Aside its many youth empowerment initiatives and capacity building programmes cutting across all frontiers, its Anchor-Borrowers’ programme has refocused many youths to embrace farming with all its value-chain economics.

Add to that the recently launched CBN-financed Nigeria Youth Investment Fund (NYIF). This is an ambitious and progressive N75 billion youth-targeted project designed by the Ministry of Youths and Sports Development and financed by the CBN.

The NYIF is a carefully designed initiative to improve access to finance for youths and youth-owned enterprises.

The target is to financially empower Nigerian youths within the age bracket of 18-35 years to generate at least 500,000 jobs in the country between 2020 and 2023. This year alone, a chunky N12.5 billion take-off seed fund would be made available.

The Emefiele era at CBN represents the best moment for Nigerian youths.
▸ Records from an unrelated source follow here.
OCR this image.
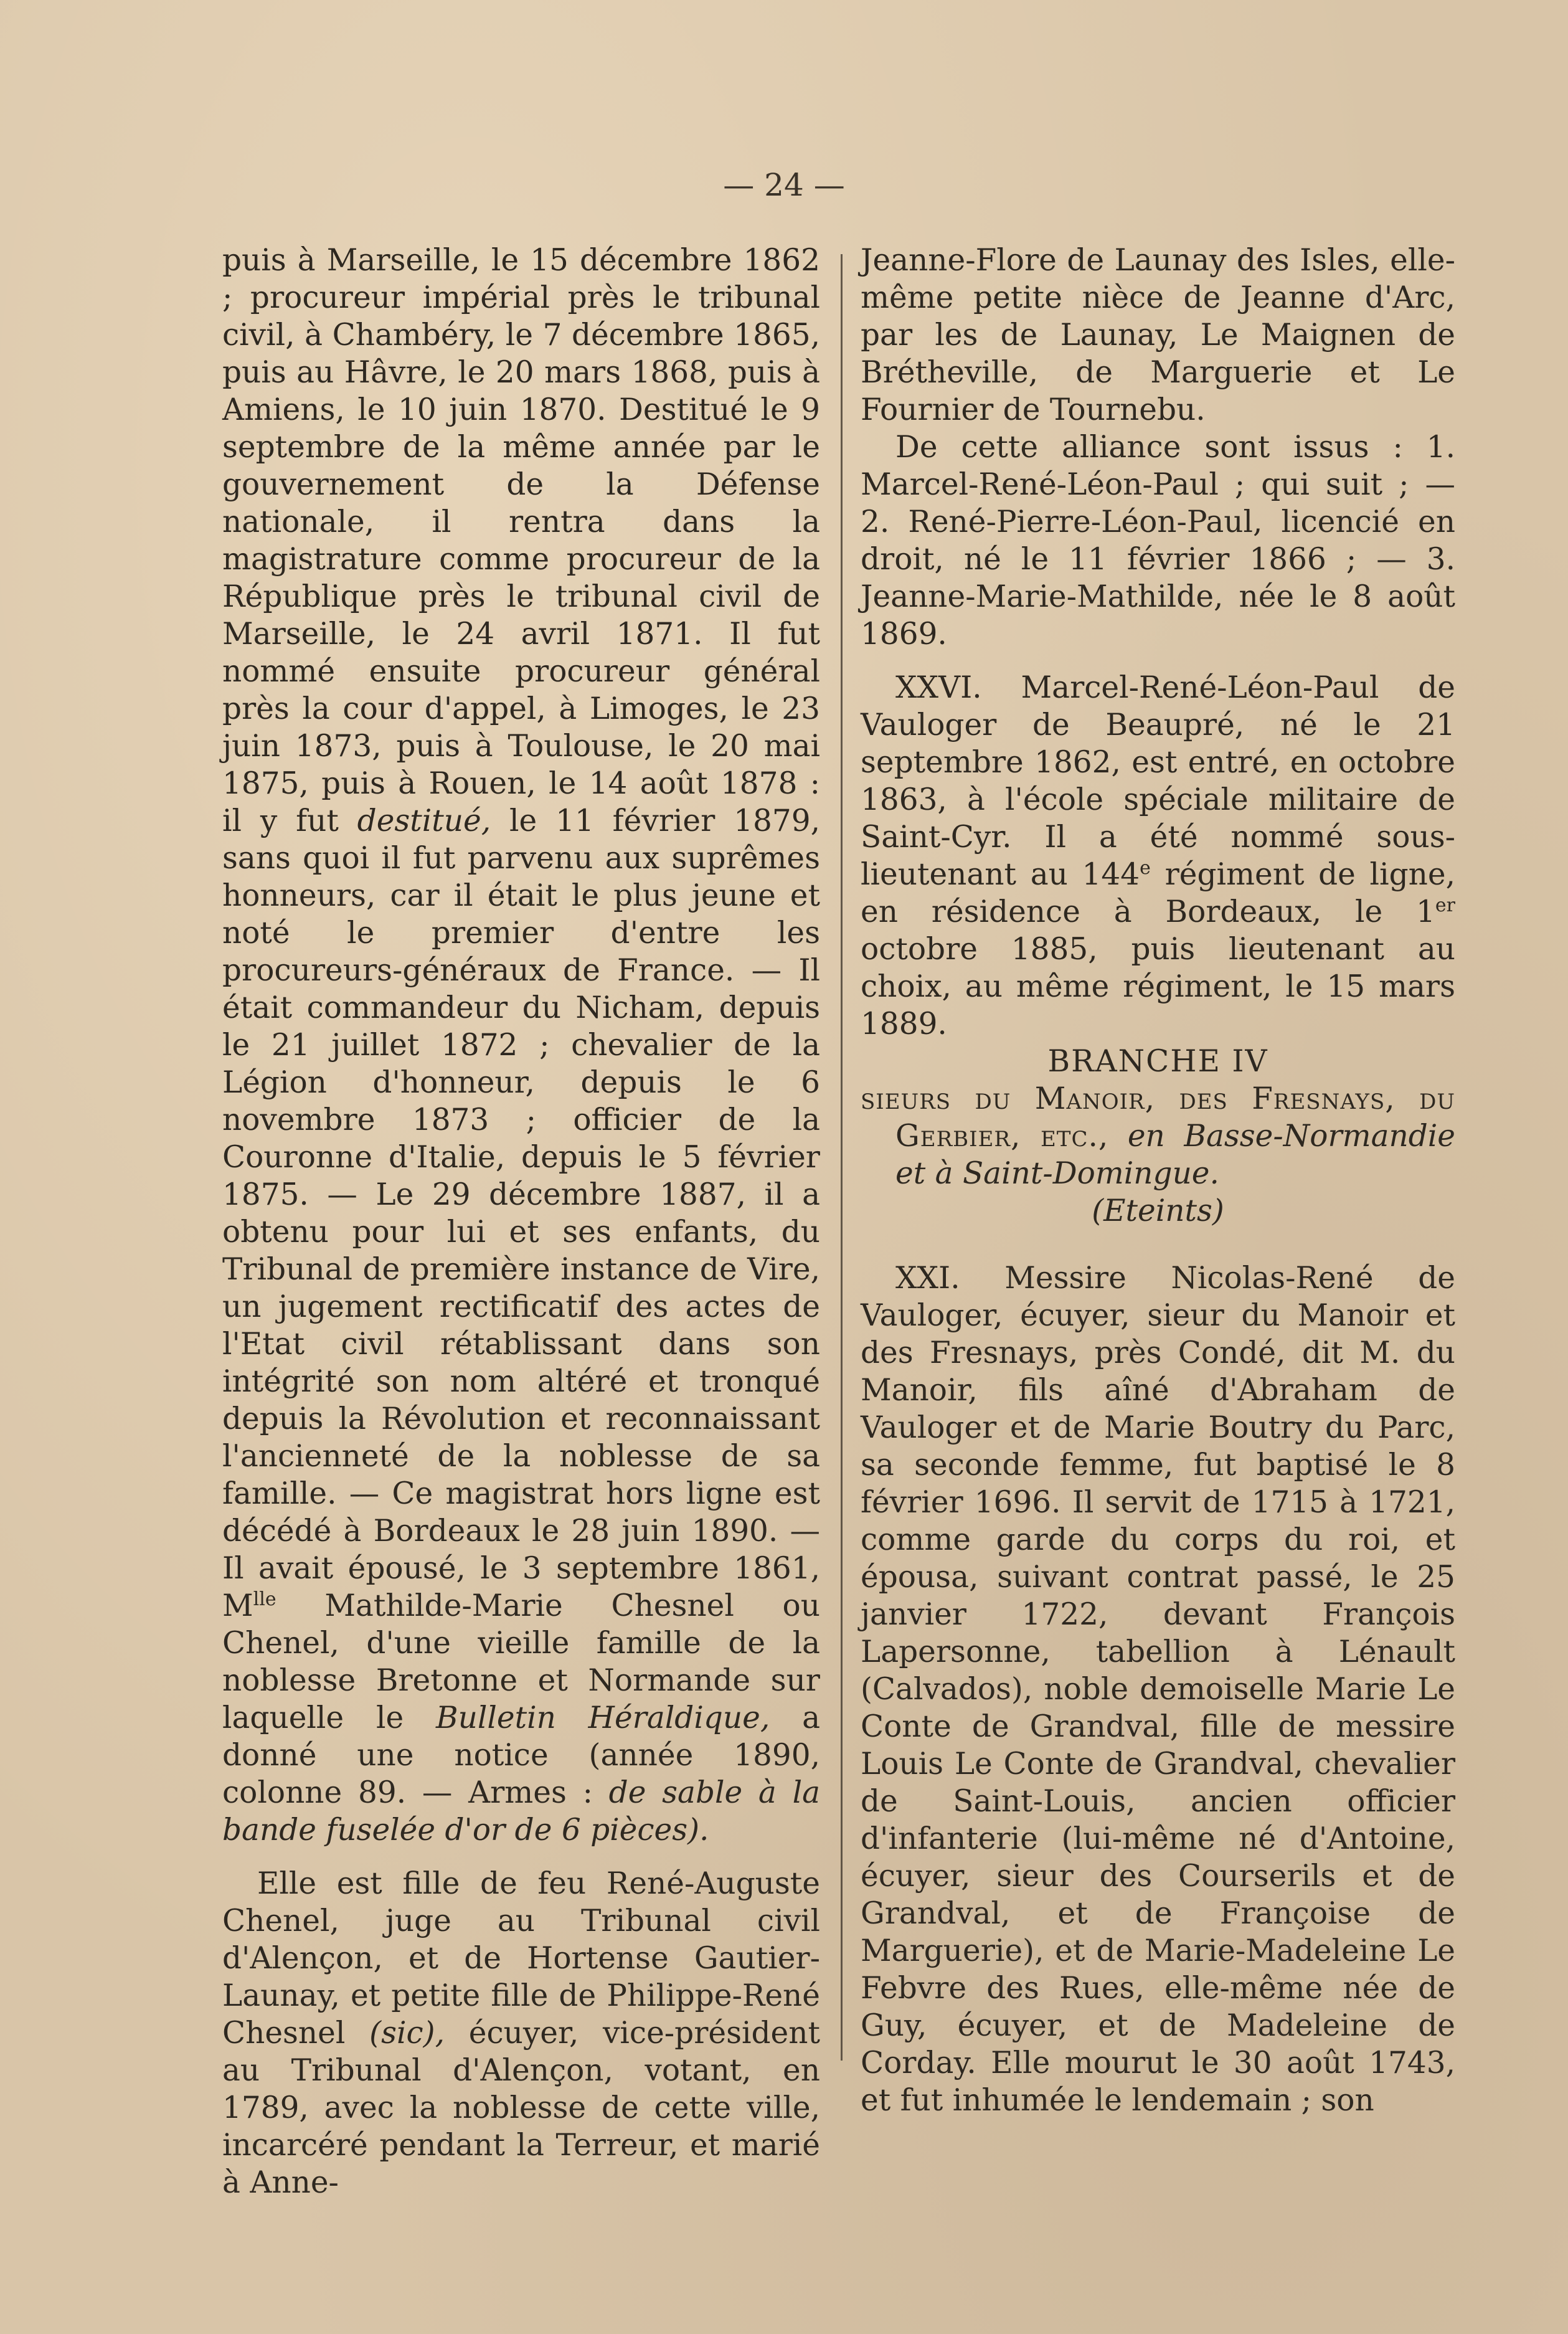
— 24 —

puis à Marseille, le 15 décembre 1862 ; procureur impérial près le tribunal civil, à Chambéry, le 7 décembre 1865, puis au Hâvre, le 20 mars 1868, puis à Amiens, le 10 juin 1870. Destitué le 9 septembre de la même année par le gouvernement de la Défense nationale, il rentra dans la magistrature comme procureur de la République près le tribunal civil de Marseille, le 24 avril 1871. Il fut nommé ensuite procureur général près la cour d'appel, à Limoges, le 23 juin 1873, puis à Toulouse, le 20 mai 1875, puis à Rouen, le 14 août 1878 : il y fut destitué, le 11 février 1879, sans quoi il fut parvenu aux suprêmes honneurs, car il était le plus jeune et noté le premier d'entre les procureurs-généraux de France. — Il était commandeur du Nicham, depuis le 21 juillet 1872 ; chevalier de la Légion d'honneur, depuis le 6 novembre 1873 ; officier de la Couronne d'Italie, depuis le 5 février 1875. — Le 29 décembre 1887, il a obtenu pour lui et ses enfants, du Tribunal de première instance de Vire, un jugement rectificatif des actes de l'Etat civil rétablissant dans son intégrité son nom altéré et tronqué depuis la Révolution et reconnaissant l'ancienneté de la noblesse de sa famille. — Ce magistrat hors ligne est décédé à Bordeaux le 28 juin 1890. — Il avait épousé, le 3 septembre 1861, $M^{lle}$ Mathilde-Marie Chesnel ou Chenel, d'une vieille famille de la noblesse Bretonne et Normande sur laquelle le Bulletin Héraldique, a donné une notice (année 1890, colonne 89. — Armes : de sable à la bande fuselée d'or de 6 pièces).

Elle est fille de feu René-Auguste Chenel, juge au Tribunal civil d'Alençon, et de Hortense Gautier-Launay, et petite fille de Philippe-René Chesnel (sic), écuyer, vice-président au Tribunal d'Alençon, votant, en 1789, avec la noblesse de cette ville, incarcéré pendant la Terreur, et marié à Anne-

Jeanne-Flore de Launay des Isles, elle-même petite nièce de Jeanne d'Arc, par les de Launay, Le Maignen de Brétheville, de Marguerie et Le Fournier de Tournebu.

De cette alliance sont issus : 1. Marcel-René-Léon-Paul ; qui suit ; — 2. René-Pierre-Léon-Paul, licencié en droit, né le 11 février 1866 ; — 3. Jeanne-Marie-Mathilde, née le 8 août 1869.

XXVI. Marcel-René-Léon-Paul de Vauloger de Beaupré, né le 21 septembre 1862, est entré, en octobre 1863, à l'école spéciale militaire de Saint-Cyr. Il a été nommé sous-lieutenant au 144e régiment de ligne, en résidence à Bordeaux, le 1er octobre 1885, puis lieutenant au choix, au même régiment, le 15 mars 1889.

BRANCHE IV

sieurs du Manoir, des Fresnays, du Gerbier, etc., en Basse-Normandie et à Saint-Domingue.

(Eteints)

XXI. Messire Nicolas-René de Vauloger, écuyer, sieur du Manoir et des Fresnays, près Condé, dit M. du Manoir, fils aîné d'Abraham de Vauloger et de Marie Boutry du Parc, sa seconde femme, fut baptisé le 8 février 1696. Il servit de 1715 à 1721, comme garde du corps du roi, et épousa, suivant contrat passé, le 25 janvier 1722, devant François Lapersonne, tabellion à Lénault (Calvados), noble demoiselle Marie Le Conte de Grandval, fille de messire Louis Le Conte de Grandval, chevalier de Saint-Louis, ancien officier d'infanterie (lui-même né d'Antoine, écuyer, sieur des Courserils et de Grandval, et de Françoise de Marguerie), et de Marie-Madeleine Le Febvre des Rues, elle-même née de Guy, écuyer, et de Madeleine de Corday. Elle mourut le 30 août 1743, et fut inhumée le lendemain ; son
And this is not on paper. It’s evidential with measurable and identifiable results.

It’s therefore most unfair to label Emefiele anti-youths. He has been pro-youths far more than any CBN governor in living memory. Lawyers and activists who have criticised the freezing of accounts of the affected parties condemn the resort to ex parte motion which they argue negates the natural course of justice of “hearing from the other party”.

Yet, that’s what the law says, to wit, that the CBN does not need to inform the affected party.

Therefore, rather than rail at CBN under Emefiele for acting in a manner we consider ultra vires even draconian, we should attack the law; not the institution that only obeyed such law.

This has been the argument of some of us, that some of our laws, including the constitution, need a thorough rejig. We should mind the root cause of the sickness, not the symptoms.

But no matter, when this whole storm fades away, history will judge Emefiele as the best youth-friendly governor of CBN. It’s a case of res ipsa loquitor (the fact speaks for itself).